Yerleşik yaşama geçmiş Türk ailesi tekrar biçimlenmiş şekli ile en zirve noktasını Osmanlı döneminde yaşamıştır. Bu dönemde Türk ailesi yerleşik düzene tamamen adapte olmuş ve bir mahalle kültürü oluşturmuştur. Bilhassa batılı gözlemcileri dahi kıskandıracak konak ve saraylar inşa edilmiş, Türk ve İslam geleneklerine göre bu evler tasarlanmış. Özellikle sosyal ve dinî hassasiyetler başta olmak üzere evler bir incelik kazanmıştır.

Osmanlı tarihinde aile yapısına bir nazar edildiğinde kentte çocuklu ailelerin az köylerde ise daha fazla olduğu görülmektedir. Osmanlı ailesinde çocuk babanın velayeti ve hukukî denetimi altında yaşamaktadır.
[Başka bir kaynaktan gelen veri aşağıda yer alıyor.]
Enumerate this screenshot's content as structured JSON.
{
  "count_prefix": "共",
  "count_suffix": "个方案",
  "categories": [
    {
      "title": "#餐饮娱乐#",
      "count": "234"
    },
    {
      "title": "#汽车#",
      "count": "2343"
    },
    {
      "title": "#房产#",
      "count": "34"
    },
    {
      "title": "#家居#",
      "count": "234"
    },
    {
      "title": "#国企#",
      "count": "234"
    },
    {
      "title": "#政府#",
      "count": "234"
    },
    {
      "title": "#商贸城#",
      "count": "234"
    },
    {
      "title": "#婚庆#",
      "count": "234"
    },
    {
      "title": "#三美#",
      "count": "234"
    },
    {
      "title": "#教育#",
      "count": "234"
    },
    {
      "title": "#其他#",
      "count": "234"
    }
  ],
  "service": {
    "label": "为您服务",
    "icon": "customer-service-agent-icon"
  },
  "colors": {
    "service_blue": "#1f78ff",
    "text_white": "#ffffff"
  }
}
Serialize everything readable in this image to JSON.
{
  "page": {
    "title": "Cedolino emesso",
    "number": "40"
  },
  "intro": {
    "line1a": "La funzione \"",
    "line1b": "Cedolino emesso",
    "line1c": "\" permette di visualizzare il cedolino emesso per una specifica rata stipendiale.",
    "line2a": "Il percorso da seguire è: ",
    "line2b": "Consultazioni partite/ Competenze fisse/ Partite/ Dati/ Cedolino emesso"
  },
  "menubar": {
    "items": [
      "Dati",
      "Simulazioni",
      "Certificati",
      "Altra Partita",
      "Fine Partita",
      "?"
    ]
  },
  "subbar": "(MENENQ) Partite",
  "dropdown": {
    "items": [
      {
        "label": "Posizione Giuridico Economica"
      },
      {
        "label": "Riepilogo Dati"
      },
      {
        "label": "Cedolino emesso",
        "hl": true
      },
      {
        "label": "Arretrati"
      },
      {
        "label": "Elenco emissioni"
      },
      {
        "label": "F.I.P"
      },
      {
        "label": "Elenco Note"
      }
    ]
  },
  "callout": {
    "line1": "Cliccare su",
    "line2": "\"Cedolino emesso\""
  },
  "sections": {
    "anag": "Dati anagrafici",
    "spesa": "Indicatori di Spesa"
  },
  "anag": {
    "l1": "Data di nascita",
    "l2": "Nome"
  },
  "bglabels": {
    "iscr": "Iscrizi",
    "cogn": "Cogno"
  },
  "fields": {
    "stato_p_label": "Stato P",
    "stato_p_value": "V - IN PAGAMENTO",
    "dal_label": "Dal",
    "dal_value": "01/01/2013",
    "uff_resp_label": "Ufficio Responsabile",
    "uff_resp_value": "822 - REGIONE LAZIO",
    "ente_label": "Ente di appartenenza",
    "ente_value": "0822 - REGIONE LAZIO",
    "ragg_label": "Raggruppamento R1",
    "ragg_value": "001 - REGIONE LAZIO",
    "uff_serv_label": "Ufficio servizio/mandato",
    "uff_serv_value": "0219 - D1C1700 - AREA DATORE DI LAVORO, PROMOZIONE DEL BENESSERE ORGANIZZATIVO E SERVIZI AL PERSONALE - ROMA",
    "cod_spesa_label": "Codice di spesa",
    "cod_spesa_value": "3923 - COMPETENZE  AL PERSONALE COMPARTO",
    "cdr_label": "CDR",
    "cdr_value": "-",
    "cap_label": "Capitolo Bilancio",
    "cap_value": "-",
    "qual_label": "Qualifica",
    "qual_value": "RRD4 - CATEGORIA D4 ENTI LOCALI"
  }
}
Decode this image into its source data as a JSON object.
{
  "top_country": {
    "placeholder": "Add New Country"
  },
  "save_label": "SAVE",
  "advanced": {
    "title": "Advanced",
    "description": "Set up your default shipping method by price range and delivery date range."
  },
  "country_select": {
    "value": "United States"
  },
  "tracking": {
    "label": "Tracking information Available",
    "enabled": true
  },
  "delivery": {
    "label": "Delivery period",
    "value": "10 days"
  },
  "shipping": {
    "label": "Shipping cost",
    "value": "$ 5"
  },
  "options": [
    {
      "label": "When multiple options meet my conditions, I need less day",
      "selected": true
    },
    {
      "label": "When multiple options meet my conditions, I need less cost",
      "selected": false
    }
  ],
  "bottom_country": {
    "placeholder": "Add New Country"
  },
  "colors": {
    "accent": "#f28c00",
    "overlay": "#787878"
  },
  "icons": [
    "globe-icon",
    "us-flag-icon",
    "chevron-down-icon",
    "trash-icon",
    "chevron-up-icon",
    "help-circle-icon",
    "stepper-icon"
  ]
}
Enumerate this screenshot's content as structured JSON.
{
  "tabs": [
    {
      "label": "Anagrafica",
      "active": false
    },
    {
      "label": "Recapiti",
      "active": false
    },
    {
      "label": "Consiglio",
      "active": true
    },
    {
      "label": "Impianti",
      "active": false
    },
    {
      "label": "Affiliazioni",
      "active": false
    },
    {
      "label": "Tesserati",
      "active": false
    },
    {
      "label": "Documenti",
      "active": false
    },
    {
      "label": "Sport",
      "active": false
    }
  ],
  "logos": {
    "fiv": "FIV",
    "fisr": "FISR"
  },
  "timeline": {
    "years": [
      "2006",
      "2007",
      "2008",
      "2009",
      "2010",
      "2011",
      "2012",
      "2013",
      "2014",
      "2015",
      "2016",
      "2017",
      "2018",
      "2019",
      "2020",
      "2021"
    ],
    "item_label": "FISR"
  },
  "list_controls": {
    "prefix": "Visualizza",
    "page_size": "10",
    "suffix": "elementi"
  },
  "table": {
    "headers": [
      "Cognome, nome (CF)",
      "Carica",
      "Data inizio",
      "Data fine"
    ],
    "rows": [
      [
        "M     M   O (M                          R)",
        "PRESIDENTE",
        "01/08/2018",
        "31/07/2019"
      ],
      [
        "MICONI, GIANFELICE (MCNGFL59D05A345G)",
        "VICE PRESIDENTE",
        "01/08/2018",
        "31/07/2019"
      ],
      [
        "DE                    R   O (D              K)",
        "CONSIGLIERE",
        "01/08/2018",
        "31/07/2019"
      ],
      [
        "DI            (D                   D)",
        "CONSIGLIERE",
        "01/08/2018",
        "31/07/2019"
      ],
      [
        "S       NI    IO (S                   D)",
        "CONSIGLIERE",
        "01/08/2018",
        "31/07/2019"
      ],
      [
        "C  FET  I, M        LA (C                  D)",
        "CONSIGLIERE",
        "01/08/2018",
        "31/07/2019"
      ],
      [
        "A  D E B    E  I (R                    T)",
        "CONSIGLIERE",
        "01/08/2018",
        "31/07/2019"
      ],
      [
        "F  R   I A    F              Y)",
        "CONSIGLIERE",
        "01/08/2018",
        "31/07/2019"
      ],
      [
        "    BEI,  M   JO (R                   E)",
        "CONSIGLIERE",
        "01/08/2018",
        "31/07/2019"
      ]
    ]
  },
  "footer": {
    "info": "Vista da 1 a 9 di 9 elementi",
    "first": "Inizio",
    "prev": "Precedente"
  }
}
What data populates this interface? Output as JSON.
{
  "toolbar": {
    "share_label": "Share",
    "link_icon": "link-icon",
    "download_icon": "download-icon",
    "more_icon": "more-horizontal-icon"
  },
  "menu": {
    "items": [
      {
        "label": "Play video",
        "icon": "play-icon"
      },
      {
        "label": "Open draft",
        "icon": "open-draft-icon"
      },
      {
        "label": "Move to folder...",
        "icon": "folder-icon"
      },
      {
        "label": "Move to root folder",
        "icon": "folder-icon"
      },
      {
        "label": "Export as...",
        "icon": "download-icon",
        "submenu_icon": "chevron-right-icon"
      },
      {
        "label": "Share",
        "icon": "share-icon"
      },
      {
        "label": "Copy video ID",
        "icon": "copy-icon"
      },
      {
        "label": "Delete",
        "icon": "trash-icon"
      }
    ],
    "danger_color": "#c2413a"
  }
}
Kırsal kesimde çocuklar ekonomik sebeplerden dolayı erken yaşlarda iş hayatına atılsalar da başta kentte yaşayan aileler olmak üzere çocukların ilk eğitimi ailede verilir, terbiye edilir ve öğütlenirdi. Verilen ilk eğitim dinî eğitimdir, arkasından da öncelikli olarak itaât ve terbiye eğitimi gelmekte idi.

İlerleyen yüzyıllarda nüfusun artmasına rağmen batı toplumlarında olduğu gibi çocuklar Osmanlı toplumunda asla başı boş kalmamıştır. Sokağa ve kaderlerine asla terk edilme gibi bir durum söz konusu değildir.

Osmanlı İmparatorluğu kozmopolit yâni çok uluslu olduğu için çocukların erken yaşlardan itibaren eğitimi de bu hususlara göre şekillenmiştir. Müslüman çocuklar mahallede hocanın kontrolünde Sıbyan Mekteplerinde eğitim görürken, Musevî çocuklar Sinagog’da, Hristiyan çocuklar ise papazların eğitimine bırakılmıştır.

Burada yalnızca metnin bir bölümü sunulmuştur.